The Jazz project's "variable density thinning" would help make a more complex forest, he says. Studies of other Northwest forests have shown increases in plant diversity, insect abundance and migratory songbirds after thinning.
Into the forest
Walking through the Collawash watershed, you see evidence for that point of view. Stands of spindly young Douglas firs, bark still chalky white, are common. Logged areas aren't clear cut, with the "leave trees" left behind still marked in orange.
But the forest doesn't call to mind a plantation either.
It's steep and watery, with dozens of streams coursing through. Ferns, Oregon grape and hemlock trees cover much of the understory. Dead snags and fallen "nurse" trees, important to a natural forest, abound.
"There's a difference between planting trees and letting nature do its thing and the kind of industrial management you see in private forests," says Alex Brown, Bark's executive director.
Bark has more concerns about the Jazz project because its staff and 50 volunteers have scouted every acre, Brown says. They've found unusually steep slopes destined for logging, he says, unmapped streams and water features and more complexity than the Forest Service describes. Twelve miles of road, including seven reclaimed at taxpayer expense, would be reopened for the project.
The Collawash includes some of the most geologically unstable terrain in Mount Hood's forests and 168 miles of fish-bearing streams. Road building, logging truck traffic, skid rows and logging yards can increase erosion into those streams, threatening water quality.
Bark contends that the thinly staffed Forest Service doesn't have the personnel to make sure timber contractors are following "best management practices," or BMPs, that reduce erosion, particularly on a 2,000 acre project.
Since 1996, Mount Hood Forest Service staffing dropped from 400 permanent positions to 159, according to a 2010 report.
A Bark record request for Forest Service BMP monitoring documents returned evidence of just four units being monitored in two sales, and several of those documents showed problems. Bark says it has found skid trails too close to streams and large trees that were cut instead of spared.

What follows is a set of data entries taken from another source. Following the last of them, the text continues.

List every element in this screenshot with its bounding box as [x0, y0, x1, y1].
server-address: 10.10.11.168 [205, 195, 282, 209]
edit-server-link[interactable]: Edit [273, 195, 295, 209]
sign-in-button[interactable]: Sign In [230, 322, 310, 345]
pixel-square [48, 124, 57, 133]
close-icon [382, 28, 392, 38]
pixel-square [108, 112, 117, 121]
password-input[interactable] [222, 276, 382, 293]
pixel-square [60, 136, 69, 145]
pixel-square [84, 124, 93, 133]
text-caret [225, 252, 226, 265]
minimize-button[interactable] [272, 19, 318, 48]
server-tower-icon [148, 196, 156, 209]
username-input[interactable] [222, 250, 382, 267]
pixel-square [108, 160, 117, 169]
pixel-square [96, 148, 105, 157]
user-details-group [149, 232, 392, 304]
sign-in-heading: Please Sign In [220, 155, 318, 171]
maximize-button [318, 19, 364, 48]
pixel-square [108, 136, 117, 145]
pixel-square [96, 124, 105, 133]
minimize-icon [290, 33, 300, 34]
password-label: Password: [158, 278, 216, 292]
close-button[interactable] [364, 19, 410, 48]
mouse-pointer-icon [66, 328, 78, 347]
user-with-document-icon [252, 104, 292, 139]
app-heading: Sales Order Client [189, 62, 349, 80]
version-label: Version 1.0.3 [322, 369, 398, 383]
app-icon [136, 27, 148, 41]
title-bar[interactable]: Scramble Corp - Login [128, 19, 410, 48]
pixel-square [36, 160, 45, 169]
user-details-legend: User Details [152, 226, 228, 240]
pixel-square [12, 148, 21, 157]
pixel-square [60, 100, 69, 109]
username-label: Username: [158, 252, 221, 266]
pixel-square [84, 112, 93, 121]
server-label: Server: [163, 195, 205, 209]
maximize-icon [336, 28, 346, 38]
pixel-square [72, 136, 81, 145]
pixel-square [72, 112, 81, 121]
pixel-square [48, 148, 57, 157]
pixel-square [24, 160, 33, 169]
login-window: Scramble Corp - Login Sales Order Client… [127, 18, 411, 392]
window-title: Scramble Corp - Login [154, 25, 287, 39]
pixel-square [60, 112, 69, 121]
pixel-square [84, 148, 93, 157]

"The Forest Service says they're doing the monitoring," Bark's Schmidt says, "but if they can't provide documents, then we're just taking their word for it."
Moving forward
Ranger Chaveas concedes the Forest Service doesn't have "rigorous documentation" of monitoring. The last overall review of BMP implementation came in 2004.
But timber sale administrators do regularly monitor activity, and can withhold payment if contractors don't follow the rules and properly reclaim areas after logging, he says. Forest Service scientists use their findings to improve requirements for subsequent projects.
On Jazz, some 400 acres of the 2,000-acre plan area are off limits to logging because of needs for stream and water quality protection.
Chaveas says loggers will stick largely to flat spots and logging trucks will avoid roads along streams and steep slopes to prevent erosion.
A Forest Service environmental analysis said the logging would create little increase in sediment runoff, a hazard to fish. The National Marine Fisheries Service, which oversees salmon and steelhead, signed off on it.
But Chaveas said the Forest Service did decide to take a second look at sediment issues after Bark's appeal. That could take several months.
Gerwing, of Portland State, said he'd like the Clackamas Stewardship Partners to work with the Forest Service on how BMP implementation and monitoring might be improved. After that, he hopes the project can move forward.